The issue centres on Bionic, a custom-built library Google has used to interface between the Linux kernel and user-facing programs.
Bionic contains a set of Linux kernel header files automatically generated from Linux kernel headers and necessary for user programs to make calls into the kernel. In a statement Bionic places at the beginning of each header, Google states that the header “contains only constants, structures, and macros generated from the original header, and thus, contains no copyrightable information”.
Bionic is a way for Google to keep the Linux kernel, with its GPL version 2 licence, separate from user-facing programs, but it may violate the legal safeguards designed to prevent individuals and organisations from creating their own private Linux “forks”.
In an article on The Huffington Post, intellectual property attorney Edward Naughton described Google’s handling of the kernel headers issue as “unusually audacious” and said that it is legally questionable.
“Google’s position is a bold assault on copyright protection for software and source code,” Naughton wrote. “There are cases, to be sure, that have permitted some copying of very small snippets of code when that is necessary to achieve interoperability. […] Those cases do not provide much support for Google’s argument that copyright law allows it to copy entire source code files, and even less for its suggestion that entire APIs [application programming interfaces] are not copyrightable.”
Naughton, who was inspired by concerns raised by attorney Raymond Nimmer in a February blog post, said he felt Google’s approach was risky.
“I have serious doubts that Google’s approach to the Bionic library works under US copyright law,” he wrote. “At a minimum, Google has taken a significant gamble.
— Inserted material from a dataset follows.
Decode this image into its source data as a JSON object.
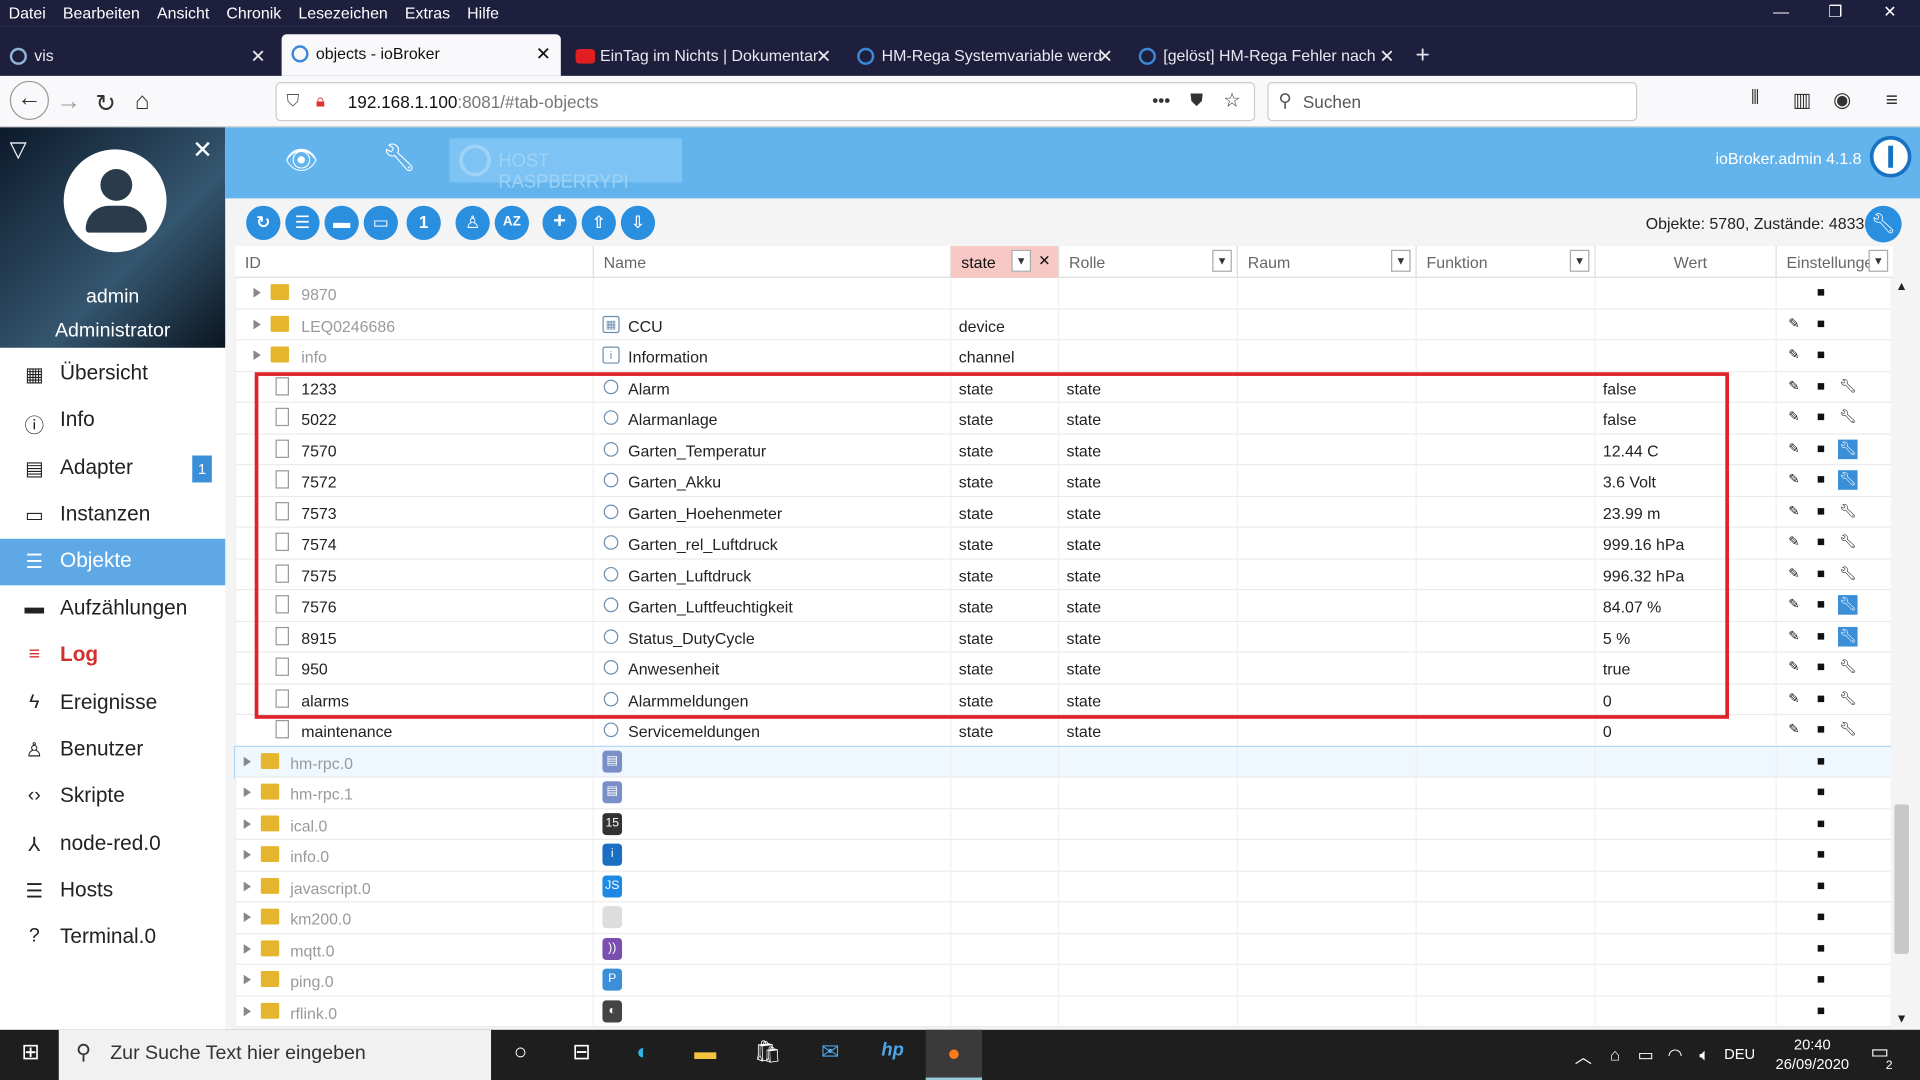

While that may be fine for Google, because it knows about and understands the risks, many Android developers and device manufacturers are taking that same risk unknowingly.”
On the other hand, if Google succeeds in its approach, it may have serious implications for the Linux world, Naughton said.
“What is potentially even more interesting is what happens if Google is right,” he wrote. “If that is the case, Google has found a way to take Linux away from the open source community and privatise it.”
Open source campaigner Florian Mueller noted that Google could head off a legal challenge by replacing Bionic with glibc, the library used by Linux-based Android competitors such as MeeGo and HP’s WebOS, but he sees this move as unlikely.
“It’s apparent that even the LGPL’d glibc is too much of a copyleft risk from Google’s point of view, so Google decided to build Bionic in the dubious way I described herein, essentially going its own way and thumbing its nose at the industry convention,” Mueller wrote in an analysis of the issue on Thursday.
If one of the many Linux kernel copyright holders decides to sue Google, it could result in a disaster for the Android developer ecosystem, according to Mueller.
“Continuing on the current, highly hazardous basis is not a viable option as far as I can see,” he wrote.
Google declined to offer comment on the issue.